Chronik | Österreich
11.06.2017

Vom Mozart bis Zilk – sie waren Freimaurer

Symbole, Geheimlogen und Prominente: Seit 300 Jahren gibt es die Bruderschaft.

Prinz Edward, jüngster Sohn der britischen Königin Elisabeth. Winston Churchill, Theodore Rosevelt oder George Washington. Große Namen finden sich in der Liste der ehemaligen und aktiven Freimaurer. Viele hochrangige Politiker in Österreich (vor allem von der SPÖ, aber teilweise auch der ÖVP und anderer Parteien) sind und waren Mitglieder.
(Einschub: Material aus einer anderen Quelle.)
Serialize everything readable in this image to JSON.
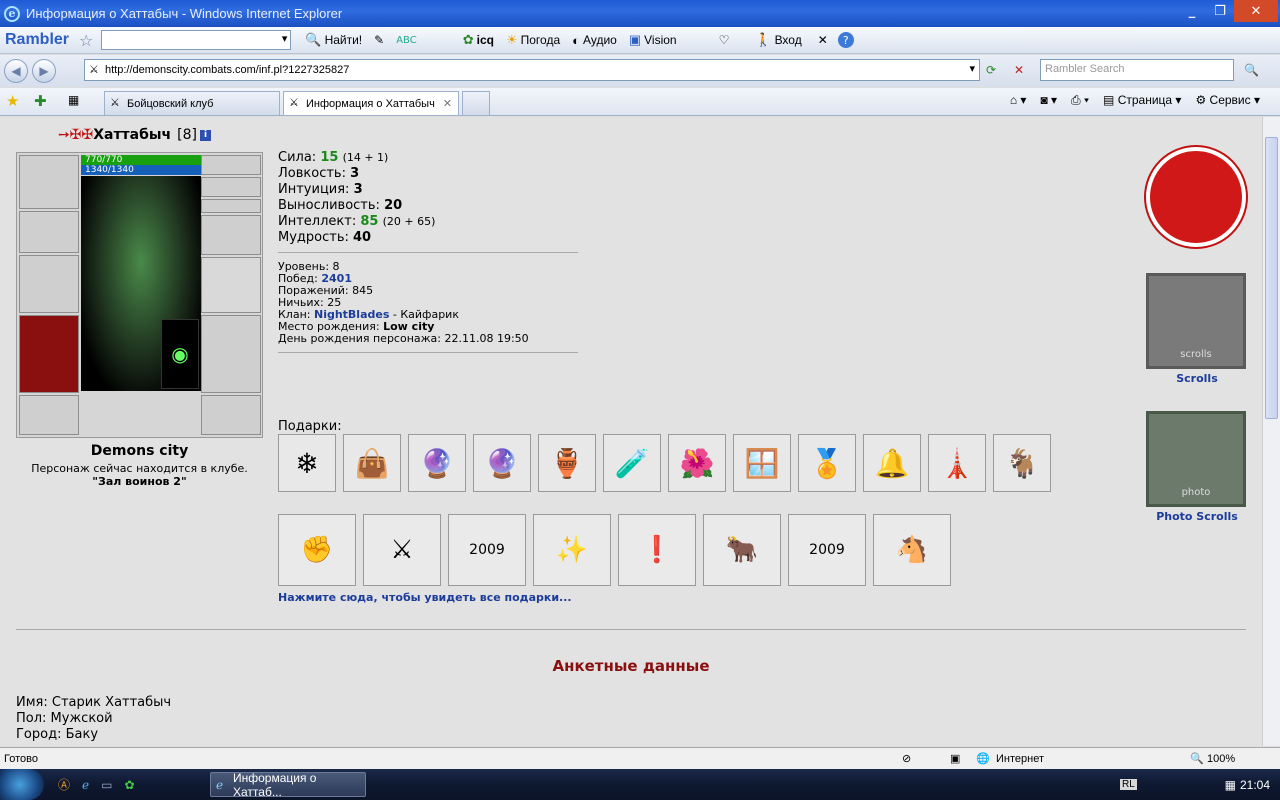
{
  "window": {
    "title": "Информация о Хаттабыч - Windows Internet Explorer",
    "controls": [
      "_",
      "❐",
      "✕"
    ]
  },
  "toolbar": {
    "brand": "Rambler",
    "find_label": "Найти!",
    "icq": "icq",
    "weather": "Погода",
    "audio": "Аудио",
    "vision": "Vision",
    "login": "Вход"
  },
  "address": {
    "url": "http://demonscity.combats.com/inf.pl?1227325827",
    "search_placeholder": "Rambler Search"
  },
  "tabs": [
    {
      "label": "Бойцовский клуб"
    },
    {
      "label": "Информация о Хаттабыч",
      "close": "✕"
    }
  ],
  "cmdbar": {
    "page": "Страница",
    "service": "Сервис"
  },
  "char": {
    "name": "Хаттабыч",
    "level": "[8]",
    "hp": "770/770",
    "mp": "1340/1340",
    "city": "Demons city",
    "location_text": "Персонаж сейчас находится в клубе.",
    "room": "\"Зал воинов 2\""
  },
  "stats": [
    {
      "label": "Сила:",
      "value": "15",
      "extra": "(14 + 1)",
      "green": true
    },
    {
      "label": "Ловкость:",
      "value": "3",
      "extra": "",
      "green": false
    },
    {
      "label": "Интуиция:",
      "value": "3",
      "extra": "",
      "green": false
    },
    {
      "label": "Выносливость:",
      "value": "20",
      "extra": "",
      "green": false
    },
    {
      "label": "Интеллект:",
      "value": "85",
      "extra": "(20 + 65)",
      "green": true
    },
    {
      "label": "Мудрость:",
      "value": "40",
      "extra": "",
      "green": false
    }
  ],
  "info": {
    "level_label": "Уровень:",
    "level": "8",
    "wins_label": "Побед:",
    "wins": "2401",
    "losses_label": "Поражений:",
    "losses": "845",
    "draws_label": "Ничьих:",
    "draws": "25",
    "clan_label": "Клан:",
    "clan": "NightBlades",
    "clan_rank": "- Кайфарик",
    "birthplace_label": "Место рождения:",
    "birthplace": "Low city",
    "birthday_label": "День рождения персонажа:",
    "birthday": "22.11.08 19:50"
  },
  "gifts": {
    "label": "Подарки:",
    "all_link": "Нажмите сюда, чтобы увидеть все подарки...",
    "items": [
      "❄",
      "👜",
      "🔮",
      "🔮",
      "🏺",
      "🧪",
      "🌺",
      "🪟",
      "🏅",
      "🔔",
      "🗼",
      "🐐"
    ],
    "cards": [
      "✊",
      "⚔",
      "2009",
      "✨",
      "❗",
      "🐂",
      "2009",
      "🐴"
    ]
  },
  "banners": {
    "scrolls": "Scrolls",
    "photo_scrolls": "Photo Scrolls",
    "scrolls_text": "scrolls",
    "photo_text": "photo"
  },
  "profile": {
    "section_title": "Анкетные данные",
    "name": "Имя: Старик Хаттабыч",
    "sex": "Пол: Мужской",
    "city": "Город: Баку"
  },
  "status": {
    "text": "Готово",
    "zone": "Интернет",
    "zoom": "100%"
  },
  "taskbar": {
    "task": "Информация о Хаттаб...",
    "lang": "RL",
    "time": "21:04"
  }
}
Der aktuelle Bundespräsident Alexander van der Bellen war ein Jahr lang aktiv und zehn Jahre passiv bei der Freimaurern. Dazu kommen Künstler wie Mozart und Josef Haydn, Physiker wie Isaac Newton, Autoren wie Kurt Tucholsky und Johann Wolfgang von Goethe oder Schauspieler wie Fritz Muliar und Emanuel Schikaneder. Der elitäre Männerbund war stets Treffpunkt wichtiger Persönlichkeiten, Ende der 70er-Jahre hieß es, dass in Österreichs Regierung fast nur noch Freimaurer sitzen.

Erste Loge

Tatsächlich wurde die erste Freimaurerloge eigentlich in Schottland schon im Jahr 1599 gegründet. Am 24. Juni 1717 schlossen sich aber vier englische Logen zur ersten Großloge zusammen, die als die Mutter aller Großlogen gilt. Deshalb gilt dies für die Freimaurer als eigentlicher Gründungstag.

In Österreich wurde die erste Loge "Aux Trois Canons" erst 1742 gegründet – und nach einem Jahr von Maria-Theresia schon wieder aufgelöst. Immer wieder war die Freimaurerei verboten, etwa in der gesamten Donaumonarchie und in der Nazi-Zeit, wo viele in Konzentrationslagern ermordet wurden. Deshalb (und auch wegen des starken katholischen Einflusses) hielten und halten die meisten Österreicher ihre Mitgliedschaft lieber geheim. Die aktuelle Großloge ist wegen der zwischenzeitlichen Auflösungen bereits die dritte ihrer Art.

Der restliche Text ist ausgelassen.